Resumen de An Alternate View of the Elliptic Property of a Family of Projectile Paths
Fernández-Chapou and colleagues1 analyzed projectile trajectories and showed an elliptic property hidden in them. For that analysis, they considered projectiles shot from a point with a common value of speed and different angles of projection. Such projectile paths exhibit some interesting characteristics. For example, pairs of projectiles with complementary angles of projection have common values of ranges. This is a well-known property of ideal projectile motion. However, the authors pointed out and demonstrated a little known property of these projectiles, namely, the vertices of these projectiles lie on an ellipse. That ellipse is from a family of projectiles shot from a point with common speed and different angles. We present in this article an alternate view point of observing this hidden ellipse. We emphasize that we don’t use vectors or calculus or Newton’s laws in our analysis. We follow the traditions of Galileo—we use geometry principles We consider here the semi-parabolic paths of the projectiles.

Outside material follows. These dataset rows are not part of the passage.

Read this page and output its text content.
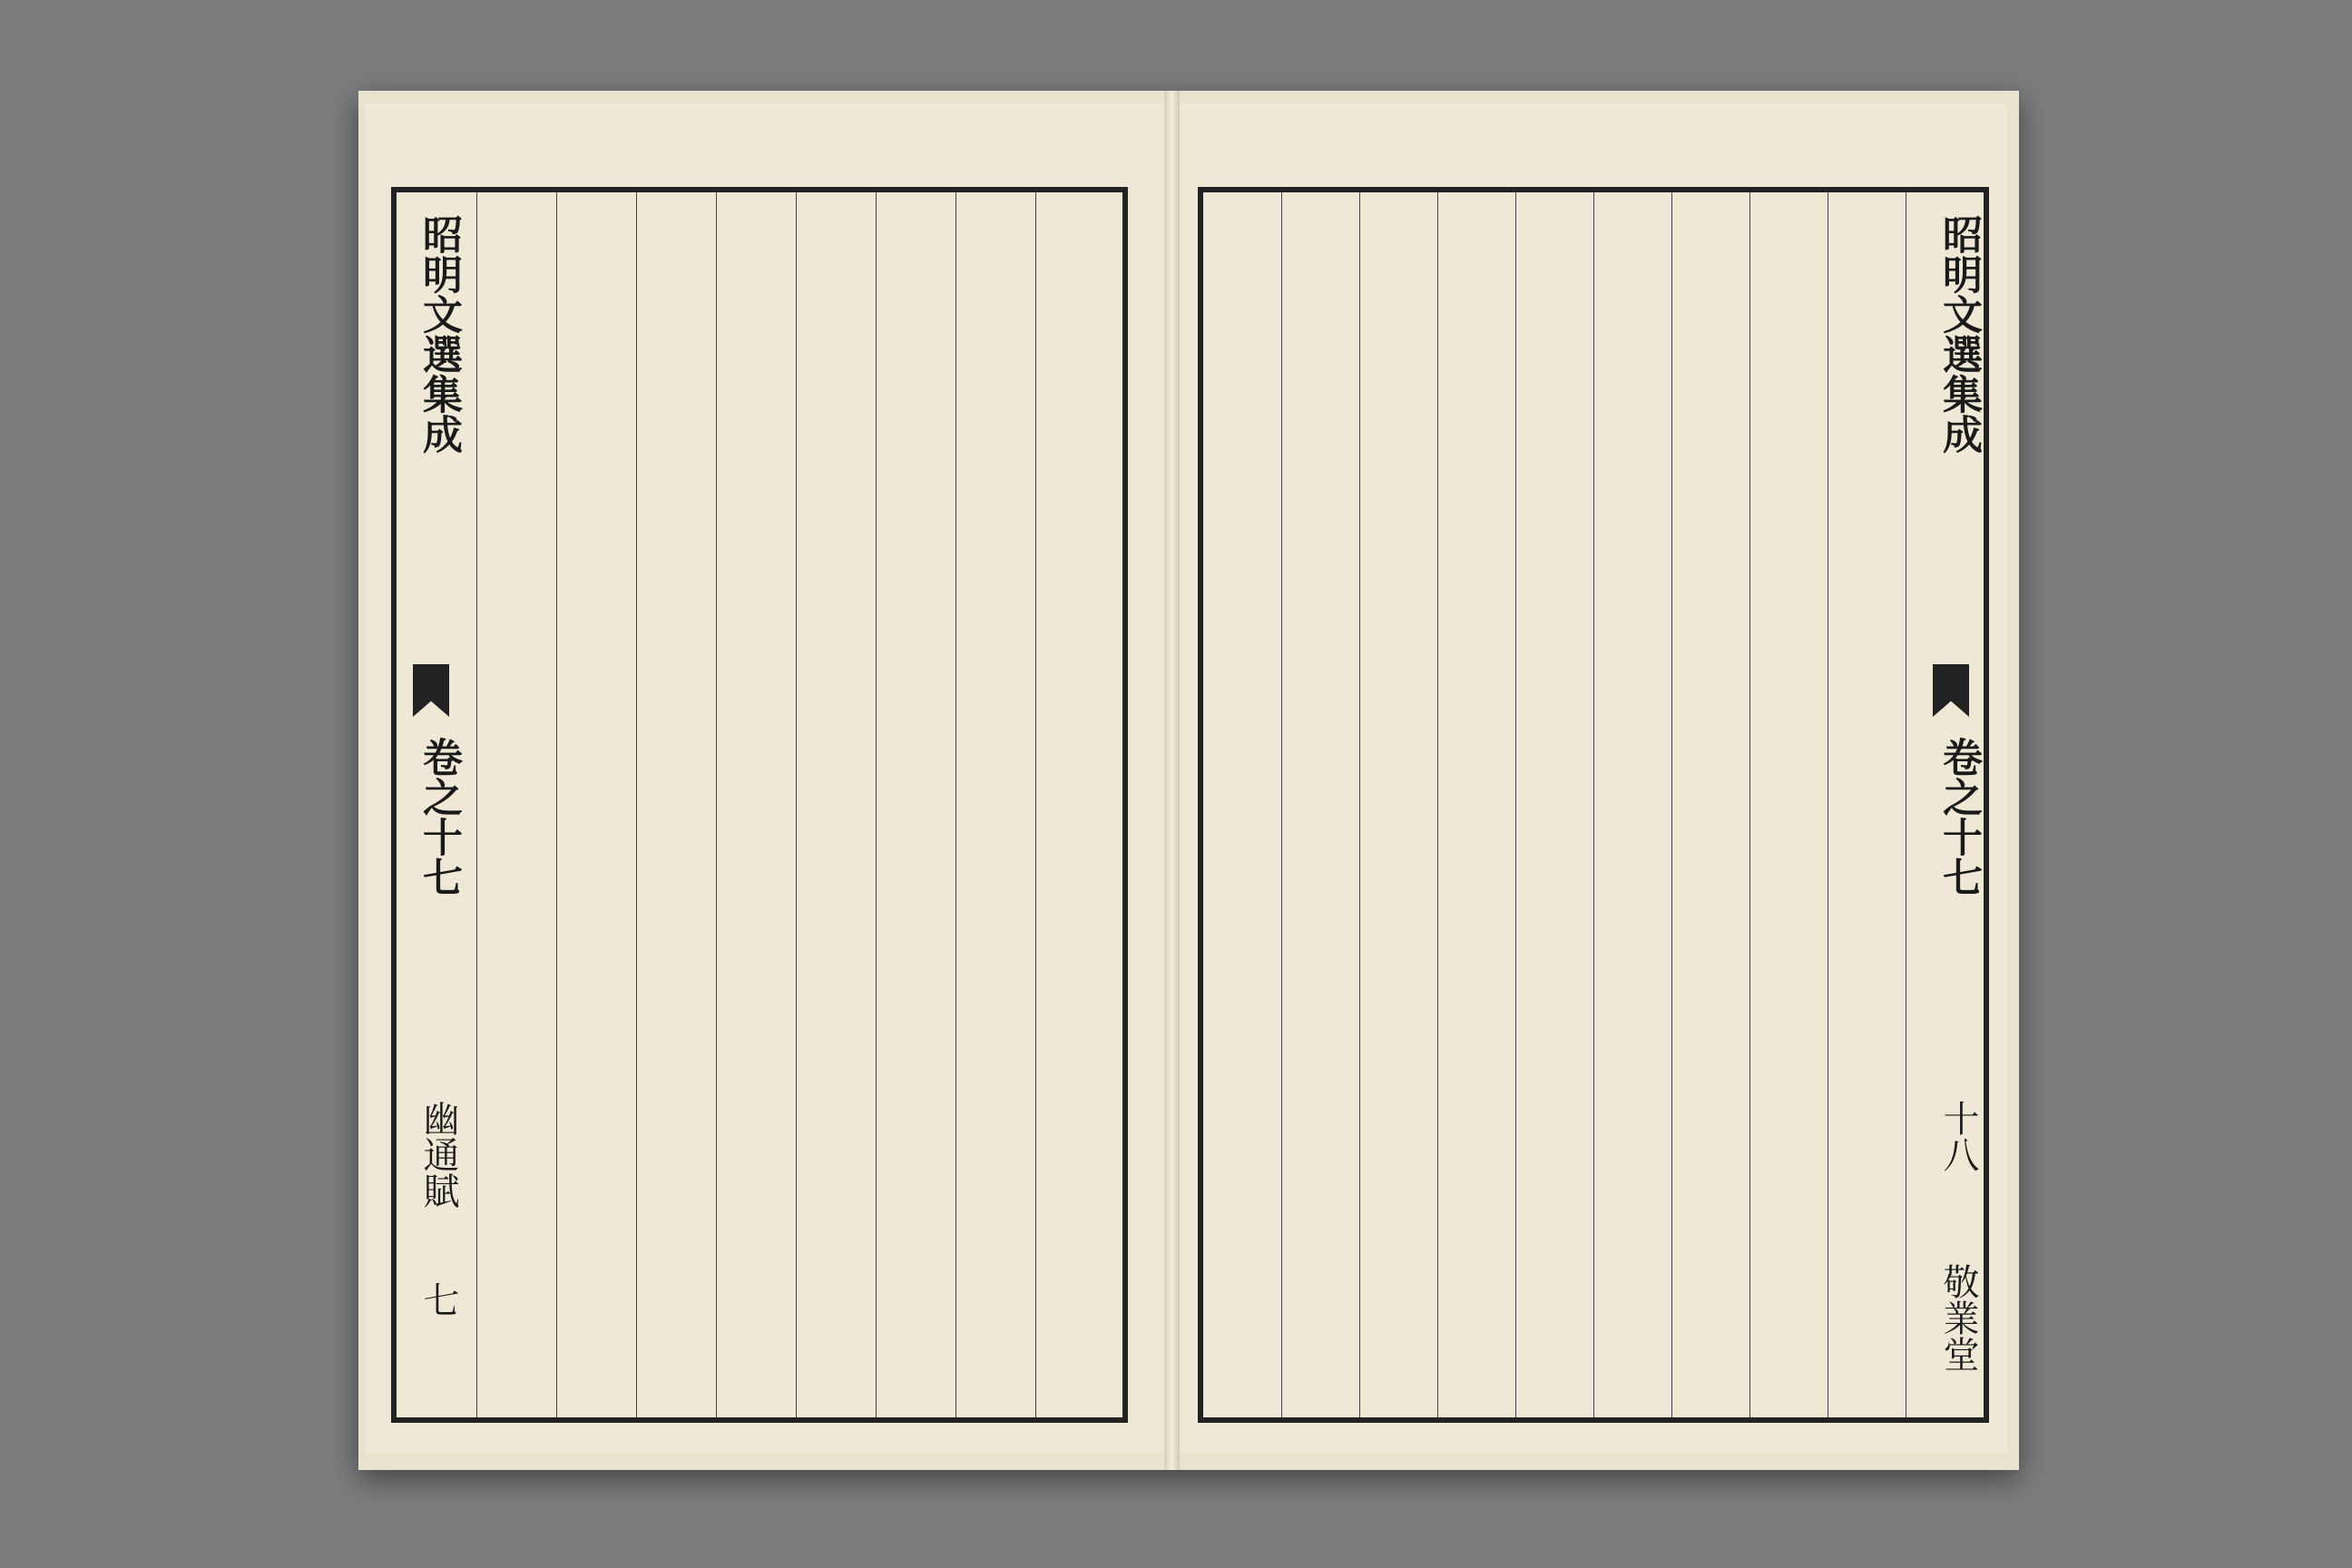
昭明文選集成
卷之十七
幽通賦
七
昭明文選集成
卷之十七
十八
敬業堂
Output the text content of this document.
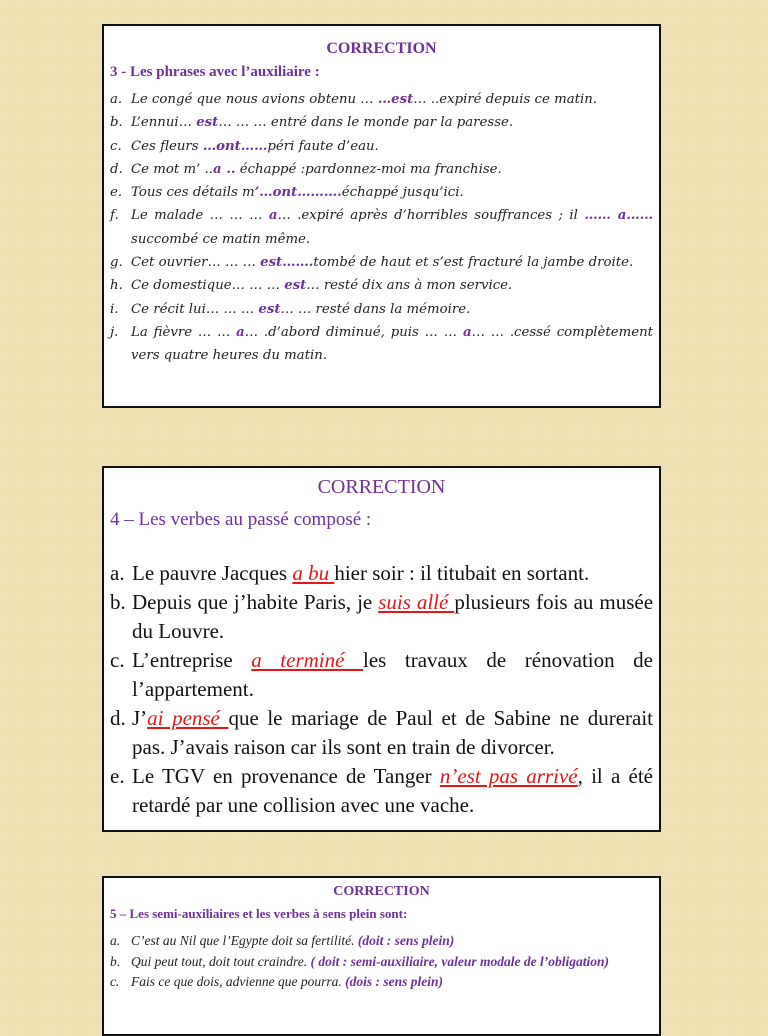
CORRECTION
3 - Les phrases avec l’auxiliaire :
a. Le congé que nous avions obtenu … …est… ..expiré depuis ce matin.
b. L’ennui… est… … … entré dans le monde par la paresse.
c. Ces fleurs …ont……péri faute d’eau.
d. Ce mot m’ ..a .. échappé :pardonnez-moi ma franchise.
e. Tous ces détails m’…ont……….échappé jusqu’ici.
f. Le malade … … … a… .expiré après d’horribles souffrances ; il …… a……succombé ce matin même.
g. Cet ouvrier… … … est…….tombé de haut et s’est fracturé la jambe droite.
h. Ce domestique… … … est… resté dix ans à mon service.
i. Ce récit lui… … … est… … resté dans la mémoire.
j. La fièvre … … a… .d’abord diminué, puis … … a… … .cessé complètement vers quatre heures du matin.
CORRECTION
4 – Les verbes au passé composé :
a. Le pauvre Jacques a bu hier soir : il titubait en sortant.
b. Depuis que j’habite Paris, je suis allé plusieurs fois au musée du Louvre.
c. L’entreprise a terminé les travaux de rénovation de l’appartement.
d. J’ai pensé que le mariage de Paul et de Sabine ne durerait pas. J’avais raison car ils sont en train de divorcer.
e. Le TGV en provenance de Tanger n’est pas arrivé, il a été retardé par une collision avec une vache.
CORRECTION
5 – Les semi-auxiliaires et les verbes à sens plein sont:
a. C’est au Nil que l’Egypte doit sa fertilité. (doit : sens plein)
b. Qui peut tout, doit tout craindre. ( doit : semi-auxiliaire, valeur modale de l’obligation)
c. Fais ce que dois, advienne que pourra. (dois : sens plein)
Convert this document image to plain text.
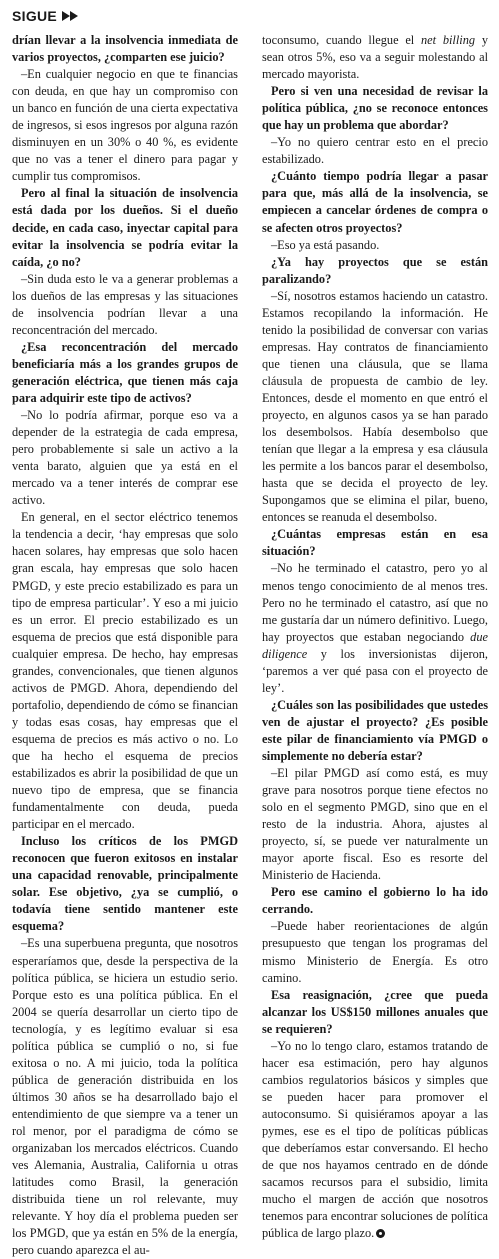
SIGUE

drían llevar a la insolvencia inmediata de varios proyectos, ¿comparten ese juicio?

–En cualquier negocio en que te financias con deuda, en que hay un compromiso con un banco en función de una cierta expectativa de ingresos, si esos ingresos por alguna razón disminuyen en un 30% o 40 %, es evidente que no vas a tener el dinero para pagar y cumplir tus compromisos.

Pero al final la situación de insolvencia está dada por los dueños. Si el dueño decide, en cada caso, inyectar capital para evitar la insolvencia se podría evitar la caída, ¿o no?

–Sin duda esto le va a generar problemas a los dueños de las empresas y las situaciones de insolvencia podrían llevar a una reconcentración del mercado.

¿Esa reconcentración del mercado beneficiaría más a los grandes grupos de generación eléctrica, que tienen más caja para adquirir este tipo de activos?

–No lo podría afirmar, porque eso va a depender de la estrategia de cada empresa, pero probablemente si sale un activo a la venta barato, alguien que ya está en el mercado va a tener interés de comprar ese activo.

En general, en el sector eléctrico tenemos la tendencia a decir, ‘hay empresas que solo hacen solares, hay empresas que solo hacen gran escala, hay empresas que solo hacen PMGD, y este precio estabilizado es para un tipo de empresa particular’. Y eso a mi juicio es un error. El precio estabilizado es un esquema de precios que está disponible para cualquier empresa. De hecho, hay empresas grandes, convencionales, que tienen algunos activos de PMGD. Ahora, dependiendo del portafolio, dependiendo de cómo se financian y todas esas cosas, hay empresas que el esquema de precios es más activo o no. Lo que ha hecho el esquema de precios estabilizados es abrir la posibilidad de que un nuevo tipo de empresa, que se financia fundamentalmente con deuda, pueda participar en el mercado.

Incluso los críticos de los PMGD reconocen que fueron exitosos en instalar una capacidad renovable, principalmente solar. Ese objetivo, ¿ya se cumplió, o todavía tiene sentido mantener este esquema?

–Es una superbuena pregunta, que nosotros esperaríamos que, desde la perspectiva de la política pública, se hiciera un estudio serio. Porque esto es una política pública. En el 2004 se quería desarrollar un cierto tipo de tecnología, y es legítimo evaluar si esa política pública se cumplió o no, si fue exitosa o no. A mi juicio, toda la política pública de generación distribuida en los últimos 30 años se ha desarrollado bajo el entendimiento de que siempre va a tener un rol menor, por el paradigma de cómo se organizaban los mercados eléctricos. Cuando ves Alemania, Australia, California u otras latitudes como Brasil, la generación distribuida tiene un rol relevante, muy relevante. Y hoy día el problema pueden ser los PMGD, que ya están en 5% de la energía, pero cuando aparezca el au-

toconsumo, cuando llegue el net billing y sean otros 5%, eso va a seguir molestando al mercado mayorista.

Pero si ven una necesidad de revisar la política pública, ¿no se reconoce entonces que hay un problema que abordar?

–Yo no quiero centrar esto en el precio estabilizado.

¿Cuánto tiempo podría llegar a pasar para que, más allá de la insolvencia, se empiecen a cancelar órdenes de compra o se afecten otros proyectos?

–Eso ya está pasando.

¿Ya hay proyectos que se están paralizando?

–Sí, nosotros estamos haciendo un catastro. Estamos recopilando la información. He tenido la posibilidad de conversar con varias empresas. Hay contratos de financiamiento que tienen una cláusula, que se llama cláusula de propuesta de cambio de ley. Entonces, desde el momento en que entró el proyecto, en algunos casos ya se han parado los desembolsos. Había desembolso que tenían que llegar a la empresa y esa cláusula les permite a los bancos parar el desembolso, hasta que se decida el proyecto de ley. Supongamos que se elimina el pilar, bueno, entonces se reanuda el desembolso.

¿Cuántas empresas están en esa situación?

–No he terminado el catastro, pero yo al menos tengo conocimiento de al menos tres. Pero no he terminado el catastro, así que no me gustaría dar un número definitivo. Luego, hay proyectos que estaban negociando due diligence y los inversionistas dijeron, ‘paremos a ver qué pasa con el proyecto de ley’.

¿Cuáles son las posibilidades que ustedes ven de ajustar el proyecto? ¿Es posible este pilar de financiamiento vía PMGD o simplemente no debería estar?

–El pilar PMGD así como está, es muy grave para nosotros porque tiene efectos no solo en el segmento PMGD, sino que en el resto de la industria. Ahora, ajustes al proyecto, sí, se puede ver naturalmente un mayor aporte fiscal. Eso es resorte del Ministerio de Hacienda.

Pero ese camino el gobierno lo ha ido cerrando.

–Puede haber reorientaciones de algún presupuesto que tengan los programas del mismo Ministerio de Energía. Es otro camino.

Esa reasignación, ¿cree que pueda alcanzar los US$150 millones anuales que se requieren?

–Yo no lo tengo claro, estamos tratando de hacer esa estimación, pero hay algunos cambios regulatorios básicos y simples que se pueden hacer para promover el autoconsumo. Si quisiéramos apoyar a las pymes, ese es el tipo de políticas públicas que deberíamos estar conversando. El hecho de que nos hayamos centrado en de dónde sacamos recursos para el subsidio, limita mucho el margen de acción que nosotros tenemos para encontrar soluciones de política pública de largo plazo.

Let us consider a circle of arbitrary radius a in a vertical plane. We draw vertical and horizontal diameters A1B and CD, respectively. From points Ai on the circle in the first quadrant, we draw vertical lines AiOi to CD (see Fig.1). We place plane mirrors inclined at 45° to the horizontal, at mi, the midpoints of the lines AiOi. We let particles fall from rest vertically down from points Ai. They fall along Aimi with uniform acceleration. At mi the particles hit the mirrors and get reflected (in perfectly elastic collision with the mirrors) to move along the horizontal direction with the speed vi, acquired in falling through Aimi. As they so move with the constant speed vi along the horizontal direction, the particles are subjected to uniform acceleration in the vertically downward direction. Thus, the particles are subjected to a uniform motion of constant speed along the horizontal direction and uniformly accelerated motion along the vertically downward direction. As a result of these two simultaneous motions in orthogonal directions, the particles execute a semi-parabolic motion in the vertical plane. We can get the corresponding paths in the second quadrant from symmetry considerations (here, by reflection). The starting points of these parabolic motions (positions of mirrors) are the vertices of the parabolic paths. The locus of these vertices gives the upper half of an ellipse.